Midseason Player Evaluations: Steve McLendon

With the Pittsburgh Steelers coming off their bye week and little to talk about in the interim outside of returning players, now would be as good a time as any to take a look back on what’s transpired this season and give out some mid-year player evaluations.

The team as a whole has suffered its ups and downs throughout the season, particularly the bi-polar offense that prefers the comforts of home. Even with all the road struggles, however, the Steelers are ranked seventh in the league in scoring, averaging 26.2 points per game.

On the flip side, the defense has struggled not only with youth and inexperience but also with injuries, en route to posting the 19th-best defense in points allowed, giving up 23.9 points per game, with hopes to start changing that down the home stretch.

Player: Steve McLendon, NT

As is often the case during the lean times, there’s nobody more popular on a sports team than the backup.
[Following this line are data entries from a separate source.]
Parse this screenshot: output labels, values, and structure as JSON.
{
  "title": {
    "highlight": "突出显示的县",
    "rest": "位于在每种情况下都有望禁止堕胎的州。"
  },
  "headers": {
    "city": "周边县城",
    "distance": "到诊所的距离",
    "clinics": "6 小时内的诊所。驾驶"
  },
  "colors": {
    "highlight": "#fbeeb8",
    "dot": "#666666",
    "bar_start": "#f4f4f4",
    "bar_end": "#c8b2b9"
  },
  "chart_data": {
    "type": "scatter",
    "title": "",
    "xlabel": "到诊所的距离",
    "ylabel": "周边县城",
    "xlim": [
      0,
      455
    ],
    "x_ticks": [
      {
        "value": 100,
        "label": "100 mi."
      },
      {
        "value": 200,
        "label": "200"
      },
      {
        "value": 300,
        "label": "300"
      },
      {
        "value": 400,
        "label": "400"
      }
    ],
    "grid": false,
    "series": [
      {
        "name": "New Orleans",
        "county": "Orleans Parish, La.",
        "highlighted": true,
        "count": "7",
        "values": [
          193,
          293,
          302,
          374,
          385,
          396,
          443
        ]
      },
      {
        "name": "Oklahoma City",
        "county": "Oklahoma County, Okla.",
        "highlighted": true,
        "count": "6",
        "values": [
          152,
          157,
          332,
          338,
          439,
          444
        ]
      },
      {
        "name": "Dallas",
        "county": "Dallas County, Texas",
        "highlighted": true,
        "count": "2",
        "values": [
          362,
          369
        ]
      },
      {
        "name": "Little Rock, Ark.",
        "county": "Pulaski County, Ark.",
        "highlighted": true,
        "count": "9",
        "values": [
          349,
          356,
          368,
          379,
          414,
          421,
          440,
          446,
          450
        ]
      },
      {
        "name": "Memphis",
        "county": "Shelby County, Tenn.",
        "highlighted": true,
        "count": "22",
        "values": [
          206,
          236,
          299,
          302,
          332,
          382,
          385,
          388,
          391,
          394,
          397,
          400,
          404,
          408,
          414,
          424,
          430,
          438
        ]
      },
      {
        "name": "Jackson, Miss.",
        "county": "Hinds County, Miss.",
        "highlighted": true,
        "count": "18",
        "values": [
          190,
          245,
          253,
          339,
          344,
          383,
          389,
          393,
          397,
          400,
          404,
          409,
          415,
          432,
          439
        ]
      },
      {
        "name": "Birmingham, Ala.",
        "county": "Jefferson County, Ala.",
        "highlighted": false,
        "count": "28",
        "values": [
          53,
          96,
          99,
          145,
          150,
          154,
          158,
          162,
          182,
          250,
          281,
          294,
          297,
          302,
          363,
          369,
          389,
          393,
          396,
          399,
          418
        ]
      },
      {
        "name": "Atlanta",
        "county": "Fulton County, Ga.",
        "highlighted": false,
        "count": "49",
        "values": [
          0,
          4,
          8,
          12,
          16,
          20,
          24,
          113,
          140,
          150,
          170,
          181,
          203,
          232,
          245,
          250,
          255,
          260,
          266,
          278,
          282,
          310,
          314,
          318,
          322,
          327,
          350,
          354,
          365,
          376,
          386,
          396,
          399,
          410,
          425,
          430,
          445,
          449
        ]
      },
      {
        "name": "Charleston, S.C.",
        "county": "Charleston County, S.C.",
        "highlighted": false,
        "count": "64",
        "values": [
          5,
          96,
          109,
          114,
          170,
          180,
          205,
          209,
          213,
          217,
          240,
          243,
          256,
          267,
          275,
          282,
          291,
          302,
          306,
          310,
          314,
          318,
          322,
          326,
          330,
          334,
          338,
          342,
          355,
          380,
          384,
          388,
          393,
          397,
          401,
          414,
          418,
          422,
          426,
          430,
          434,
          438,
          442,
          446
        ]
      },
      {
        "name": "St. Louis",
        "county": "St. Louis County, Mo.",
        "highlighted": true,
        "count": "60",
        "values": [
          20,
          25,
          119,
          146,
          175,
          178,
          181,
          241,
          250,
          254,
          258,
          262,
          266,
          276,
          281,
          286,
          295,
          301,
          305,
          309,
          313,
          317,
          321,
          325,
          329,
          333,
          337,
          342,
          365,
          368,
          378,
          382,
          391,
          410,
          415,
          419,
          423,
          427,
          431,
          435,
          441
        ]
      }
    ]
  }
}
Steve McLendon was a fan favorite prior to 2013 when he inherited the starting nose tackle job, but he’s had more than his fair share of ridicule since then.

Not helping his cause is that he’s missed five starts over the last 27 games, including the most recent one, in which the Steelers made do by splitting halves with rookie Daniel McCullers and Cam Thomas.

McLendon cited overtraining due to excitement and anticipation as a cause for his body wearing down this season. As a result, he changed up his regimen this offseason, and visibly bulked up, but he’s been dealing with a chronic shoulder injury for most of the year.

The Steelers gave him last week off knowing that he would have an extra day of rest with the bye week, but it’s still not a sure bet that McLendon will be on the field for the first snap in Pittsburgh on Sunday.

When he has been on the field, however, the Steelers have simply been a better defense against the run. Rookie McCullers has such a small sample size, but has found only mixed success thus far. When Thomas has been in at nose tackle, opponents have had success rushing, though last week was actually a notable exception.

One area of McLendon’s game that hasn’t fully developed in the way it was previously anticipated was his ability to bring a pass rushing presence from the nose tackle position. While he has been comparatively decent in that area (he does have one sack on the year), he hasn’t been able to bring more consistent pressure as was believed while he was still in a reserve role.

Still, along with Lawrence Timmons, McLendon has been the bread and butter of this defense’s efforts to stop the run, and most of the Steelers’ success in that regard can usually be attributed to them.